Pertama, sekolah sebagai tokok pakaian dimana guru bertindak sebagai pedagang pakaian. Pihak sekolah menjadi pedangang pakaian ke anak-anak muridnya, sehingga seluruh pakaian sekolah harus beli di sekolah. Pakaian termasuk sepatu, baju, baju olah raga, baju melayu, topi, dan pernak-pernik lainnya. Ini disebabkan ada aturan bahwa wajib pakaian seragam.

Kedua, sekolah sebagai tokok buku dimana guru bertindak sebagai pedagang buku, pihak sekolah mewajibkan murid-muridnya membeli buku di sekolah bermacam buku, buku terbitan Jakarta, terbitan lokal, dan termasuk juga alat tulis. Satu keluarga miskin di Sri Merantik Rumbai Pesisir membatalkan anaknya masuk sekolah dasar karena harus membeli buku dan baju dan harus bayar lunas. Padahal peraturan pemerintah melarang sekolah menjual buku.

Ketiga, pedagang bangku, setiap anak yang baru masuk terutama bagi yang baru pindah dari sekolah lain diwajibkan oleh pihak sekolah membayar uang bangku yang nilianya mencapai Rp.300 rb, padahal bangku dan kursinya sudah ada.

Keempat, pengumpul pernak pernik sekolah seperti hordeng, penghias pintu, bunga plastik dan hasil karya tangan lainnya yang bisa memperindah sekolah. Bagi sekolah baru murid dibebankan secara bersama membeli kebutuhan sekolah tersebut. Caranya melalui pelajaran hasil karya anak-anak, anak-anak diwajibkan membawa sesuatu sebagai karya tangan lucunya lebih disarankan dibeli.

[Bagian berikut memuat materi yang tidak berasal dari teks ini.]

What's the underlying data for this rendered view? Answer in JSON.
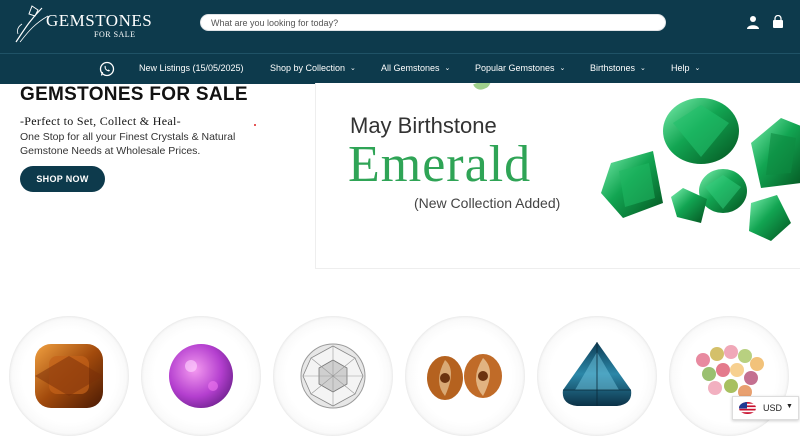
{
  "brand": {
    "name": "GEMSTONES",
    "sub": "FOR SALE"
  },
  "search": {
    "placeholder": "What are you looking for today?"
  },
  "header_icons": [
    "user-icon",
    "cart-icon"
  ],
  "nav": {
    "items": [
      {
        "label": "New Listings (15/05/2025)",
        "has_dropdown": false
      },
      {
        "label": "Shop by Collection",
        "has_dropdown": true
      },
      {
        "label": "All Gemstones",
        "has_dropdown": true
      },
      {
        "label": "Popular Gemstones",
        "has_dropdown": true
      },
      {
        "label": "Birthstones",
        "has_dropdown": true
      },
      {
        "label": "Help",
        "has_dropdown": true
      }
    ],
    "chevron": "⌄"
  },
  "hero": {
    "title": "GEMSTONES FOR SALE",
    "tagline": "-Perfect to Set, Collect & Heal-",
    "description": "One Stop for all your Finest Crystals & Natural Gemstone Needs at Wholesale Prices.",
    "cta": "SHOP NOW"
  },
  "banner": {
    "line1": "May Birthstone",
    "line2": "Emerald",
    "line3": "(New Collection Added)"
  },
  "categories": [
    {
      "icon": "amber-cushion-gem-icon"
    },
    {
      "icon": "purple-opal-cabochon-icon"
    },
    {
      "icon": "white-rose-cut-diamond-icon"
    },
    {
      "icon": "ammonite-fossil-icon"
    },
    {
      "icon": "blue-trillion-topaz-icon"
    },
    {
      "icon": "tourmaline-beads-icon"
    }
  ],
  "currency": {
    "code": "USD",
    "caret": "▼"
  },
  "colors": {
    "primary": "#0d3a4c",
    "emerald": "#2fa456"
  }
}
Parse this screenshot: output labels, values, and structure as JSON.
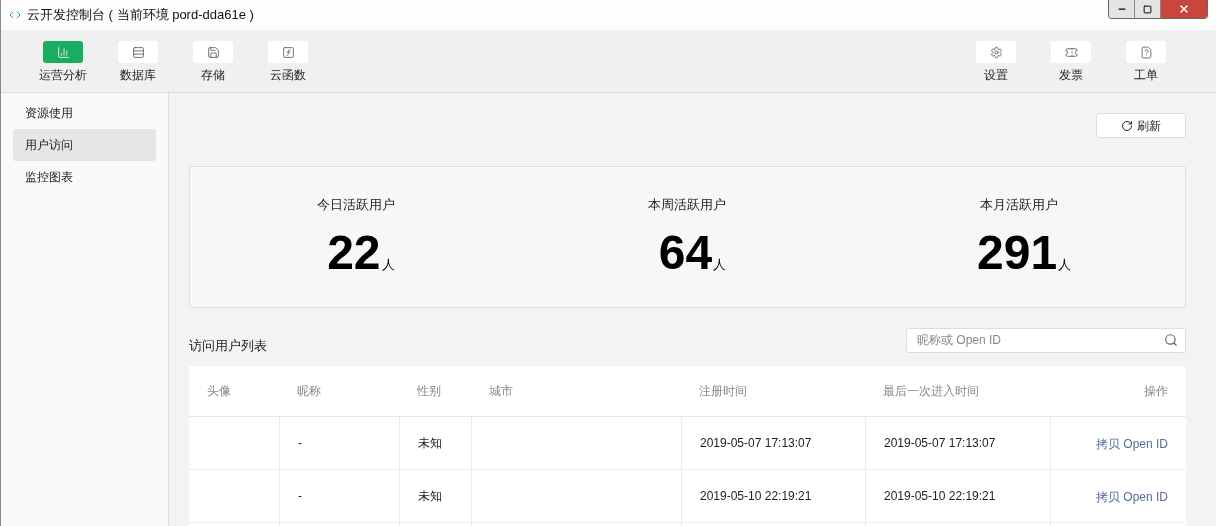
{
  "window": {
    "title": "云开发控制台 ( 当前环境 pord-dda61e )"
  },
  "toolbar_left": [
    {
      "kind": "chart",
      "label": "运营分析",
      "selected": true
    },
    {
      "kind": "database",
      "label": "数据库",
      "selected": false
    },
    {
      "kind": "storage",
      "label": "存储",
      "selected": false
    },
    {
      "kind": "function",
      "label": "云函数",
      "selected": false
    }
  ],
  "toolbar_right": [
    {
      "kind": "settings",
      "label": "设置"
    },
    {
      "kind": "invoice",
      "label": "发票"
    },
    {
      "kind": "ticket",
      "label": "工单"
    }
  ],
  "sidebar": {
    "items": [
      {
        "label": "资源使用",
        "selected": false
      },
      {
        "label": "用户访问",
        "selected": true
      },
      {
        "label": "监控图表",
        "selected": false
      }
    ]
  },
  "refresh_button": "刷新",
  "stats": [
    {
      "label": "今日活跃用户",
      "value": "22",
      "unit": "人"
    },
    {
      "label": "本周活跃用户",
      "value": "64",
      "unit": "人"
    },
    {
      "label": "本月活跃用户",
      "value": "291",
      "unit": "人"
    }
  ],
  "user_list": {
    "title": "访问用户列表",
    "search": {
      "placeholder": "昵称或 Open ID"
    },
    "columns": [
      "头像",
      "昵称",
      "性别",
      "城市",
      "注册时间",
      "最后一次进入时间",
      "操作"
    ],
    "rows": [
      {
        "nickname": "-",
        "gender": "未知",
        "registered": "2019-05-07 17:13:07",
        "last_visit": "2019-05-07 17:13:07",
        "action": "拷贝 Open ID"
      },
      {
        "nickname": "-",
        "gender": "未知",
        "registered": "2019-05-10 22:19:21",
        "last_visit": "2019-05-10 22:19:21",
        "action": "拷贝 Open ID"
      }
    ]
  }
}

Sumbangan siswa tersebut diakui sebagai milik sekolah.

Kelima, sekolah sebagai pengusaha EO (event organizer), dimana pihak sekolah mengadakan acara besar-besaran khususnya untuk perpisahan. Bayangan sekolah bisa siaran tunda di televisi atau jalan-jalan ke luar daerah, dan menyediakan hadiah untuk para guru dan sekolah sementara biaya dibebankan ke siswa.

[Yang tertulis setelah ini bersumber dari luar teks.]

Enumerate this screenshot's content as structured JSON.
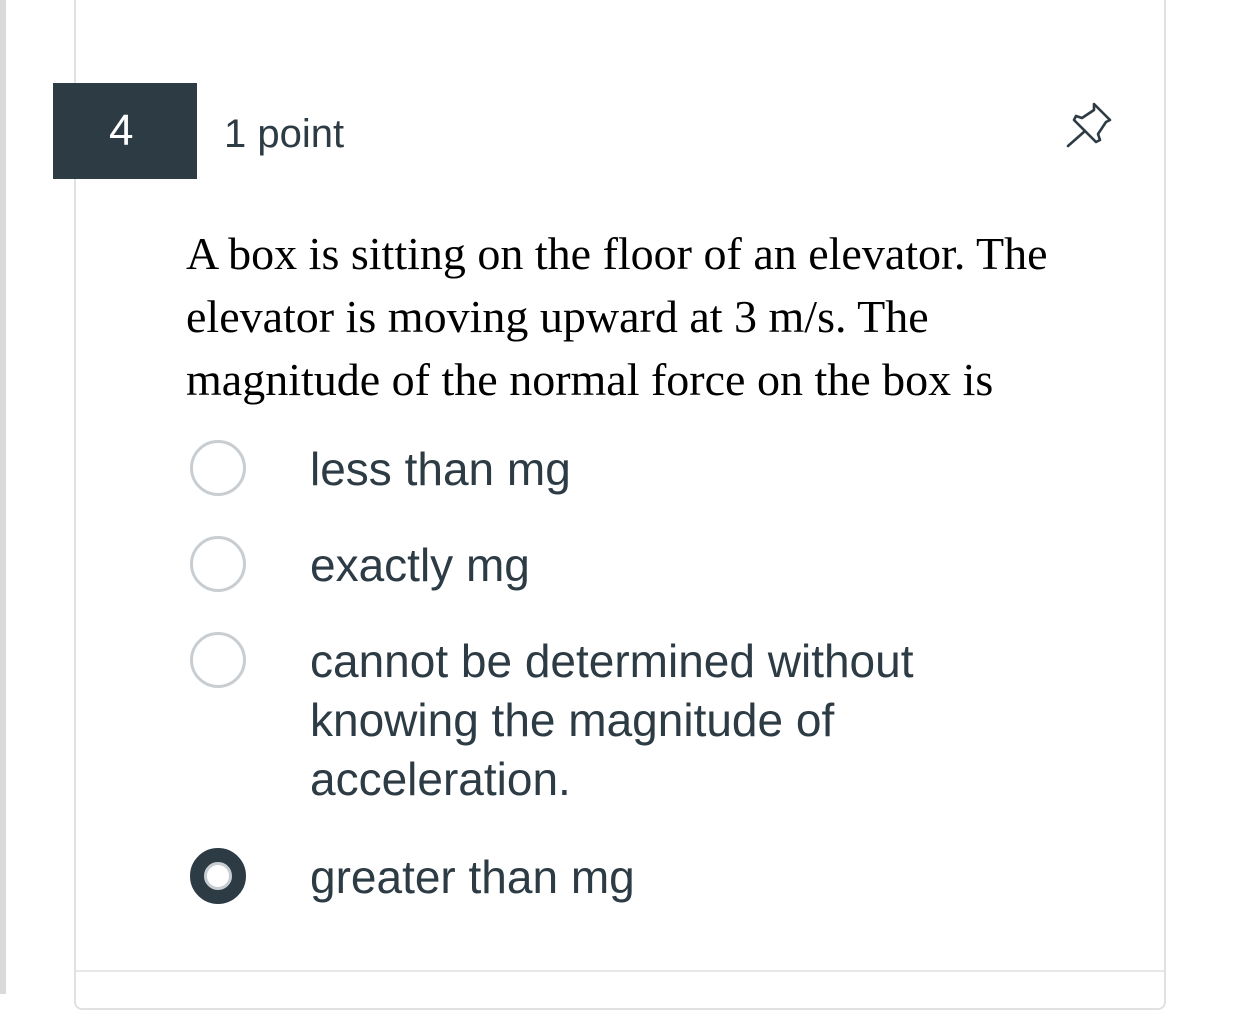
{
  "question": {
    "number": "4",
    "points": "1 point",
    "text": "A box is sitting on the floor of an elevator. The elevator is moving upward at 3 m/s. The magnitude of the normal force on the box is",
    "pin_icon": "pushpin-icon",
    "options": [
      {
        "label": "less than mg",
        "selected": false
      },
      {
        "label": "exactly mg",
        "selected": false
      },
      {
        "label": "cannot be determined without knowing the magnitude of acceleration.",
        "selected": false
      },
      {
        "label": "greater than mg",
        "selected": true
      }
    ]
  },
  "colors": {
    "header_bg": "#2d3b45",
    "text": "#2d3b45",
    "radio_border": "#c7cdd1"
  }
}
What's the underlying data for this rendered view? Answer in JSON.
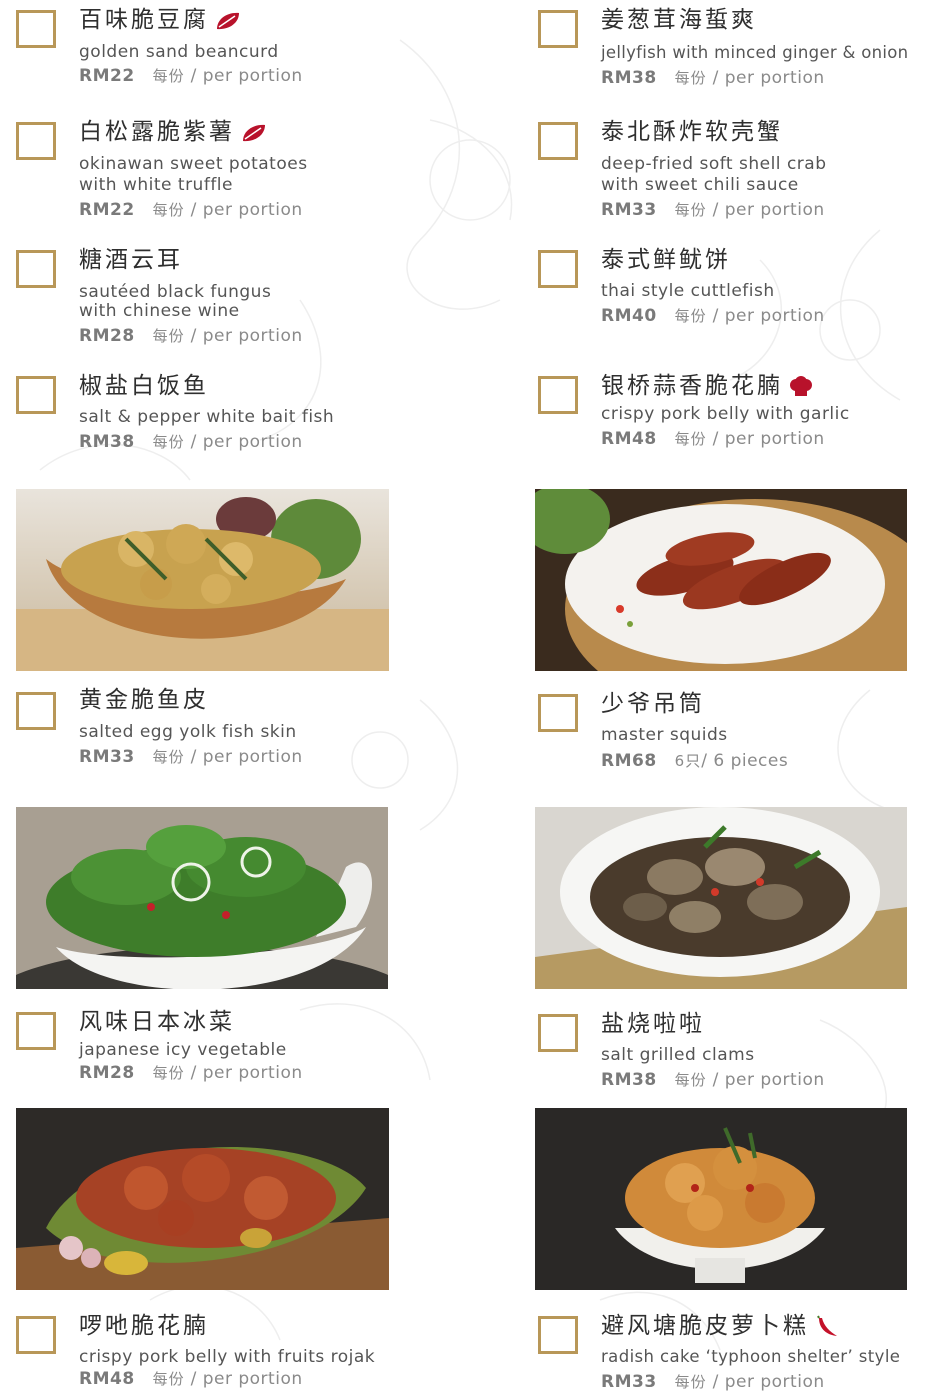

Keenam, sekolah sebagai pengusha bimbingan belajar. Sekolah memaksa murid untuk ikut bimbingan belajar harus membayar dari pelajaran yang seharusnya diajarkan pada waktu jam sekolah. Ini menandakan bahwa guru sengaja mengurangi capaian pelajaran di di jam sekolah agar ada alasan untuk tambahan bimbingan, karena bimbingan tersebut juga dilakukan guru yang sama.

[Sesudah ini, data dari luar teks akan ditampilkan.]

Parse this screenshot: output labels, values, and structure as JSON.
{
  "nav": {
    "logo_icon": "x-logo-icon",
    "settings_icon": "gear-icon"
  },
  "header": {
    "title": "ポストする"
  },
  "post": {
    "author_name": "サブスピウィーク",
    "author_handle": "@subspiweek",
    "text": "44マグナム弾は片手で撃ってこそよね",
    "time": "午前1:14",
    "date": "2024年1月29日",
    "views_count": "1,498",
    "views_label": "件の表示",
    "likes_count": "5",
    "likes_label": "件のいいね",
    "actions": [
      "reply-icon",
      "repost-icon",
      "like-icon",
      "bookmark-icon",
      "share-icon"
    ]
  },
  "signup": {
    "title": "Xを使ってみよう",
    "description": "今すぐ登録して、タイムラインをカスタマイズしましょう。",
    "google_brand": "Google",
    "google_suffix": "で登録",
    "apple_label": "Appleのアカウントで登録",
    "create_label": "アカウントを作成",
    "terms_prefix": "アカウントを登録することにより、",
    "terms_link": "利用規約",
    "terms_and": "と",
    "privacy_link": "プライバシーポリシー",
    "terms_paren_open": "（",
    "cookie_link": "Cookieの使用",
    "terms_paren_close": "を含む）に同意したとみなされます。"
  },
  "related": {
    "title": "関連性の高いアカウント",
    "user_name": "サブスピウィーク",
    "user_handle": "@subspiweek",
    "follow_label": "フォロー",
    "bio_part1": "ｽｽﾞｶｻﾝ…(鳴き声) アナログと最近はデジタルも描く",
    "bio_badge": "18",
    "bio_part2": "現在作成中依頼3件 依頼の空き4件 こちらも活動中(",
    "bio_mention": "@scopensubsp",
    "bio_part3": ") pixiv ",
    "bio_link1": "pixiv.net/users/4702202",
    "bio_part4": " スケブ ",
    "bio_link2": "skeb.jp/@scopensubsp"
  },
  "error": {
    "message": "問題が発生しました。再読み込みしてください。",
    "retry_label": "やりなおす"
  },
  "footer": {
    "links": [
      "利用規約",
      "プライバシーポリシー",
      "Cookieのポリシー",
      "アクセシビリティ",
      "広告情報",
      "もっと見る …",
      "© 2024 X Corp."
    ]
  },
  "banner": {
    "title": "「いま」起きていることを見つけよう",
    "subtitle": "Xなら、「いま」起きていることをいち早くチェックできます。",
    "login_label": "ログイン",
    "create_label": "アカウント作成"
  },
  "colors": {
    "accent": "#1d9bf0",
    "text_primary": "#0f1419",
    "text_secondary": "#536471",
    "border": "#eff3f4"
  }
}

Selain keenam jenis bisnis tersebut, masih dijumpai di beberapa sekolah favorit melakukan praktek percaloan, bagi siswa yang akan masuk ke sekolah favorit tersebut dengan kemampuan yang terbatas maka tersedia calo yang bisa meluluskan dengan jumlah bayaran tertentu. Untuk tingkat SMU uang yang harus disediakan lebih dari 5 juta rupiah sedangkan untuk SMP dan SD harus menyediakan uang 2 sampai 4 juta rupiah.

Harus diperbaiki

Pemerintah harus melakukan pembenahan secara mendasar, bukan dari sector biaya dan bangunan fisik saja. Fakta diatas menunjukkan bahwa sangat diperlukan perangkat sistematik yang bisa mengawasi prilaku sekolah dan pembelaan hak-hak kepada murid dan orang tua murid. Selama ini, sistem pengawasan itu yang belum terbentuk dan kalau ada murid yang protes maka murid tersebut yang menjadi korban dan belum ada sanksi yang diberikan kepada pemerintah kepada pihak sekolah.


Setidaknya pemerintah perlu melakukan, Pertama, menghapus aturan pakaian seragam. Di luar negeri pakaian seragam itu dipergunakan sebagai indetitas pengawasan kepada murid, jadi selama diluar rumah murid diwajib menggenakan pakaian seragam dan kebanyakan negara tidak mewajibkan pakaian seragam. Penghapusan pakaian seragam ini mempunyai makna positif yaitu meningkatkan sloidaritas social karena rasa simpati kepada yang berpakaian tidak layak. Selain itu, siswa sudah diberi tahu tentang adanya orang yang lebih susah dari dirinya sehingga dapat menciptakan kedisplinan diri.


Kedua, perlu sekali penerapan sistem transparansi sekolah, pemerintah pusat yang sudah mengesahkan UU Tranfaransi Publik, daerah harus segera mengikutinya. Transparansi ini akan menghilangkan praktek calo di sekolah karena hasil ujian diumumkan secara terbuka. Begitu juga praktek lain seperti enam item diatas.
Ketiga, tersedianya fasilitas perlindungan bagi siswa dan orang tua murid yang mengungkapkan tindakan yang tidak bermoral di sekolah.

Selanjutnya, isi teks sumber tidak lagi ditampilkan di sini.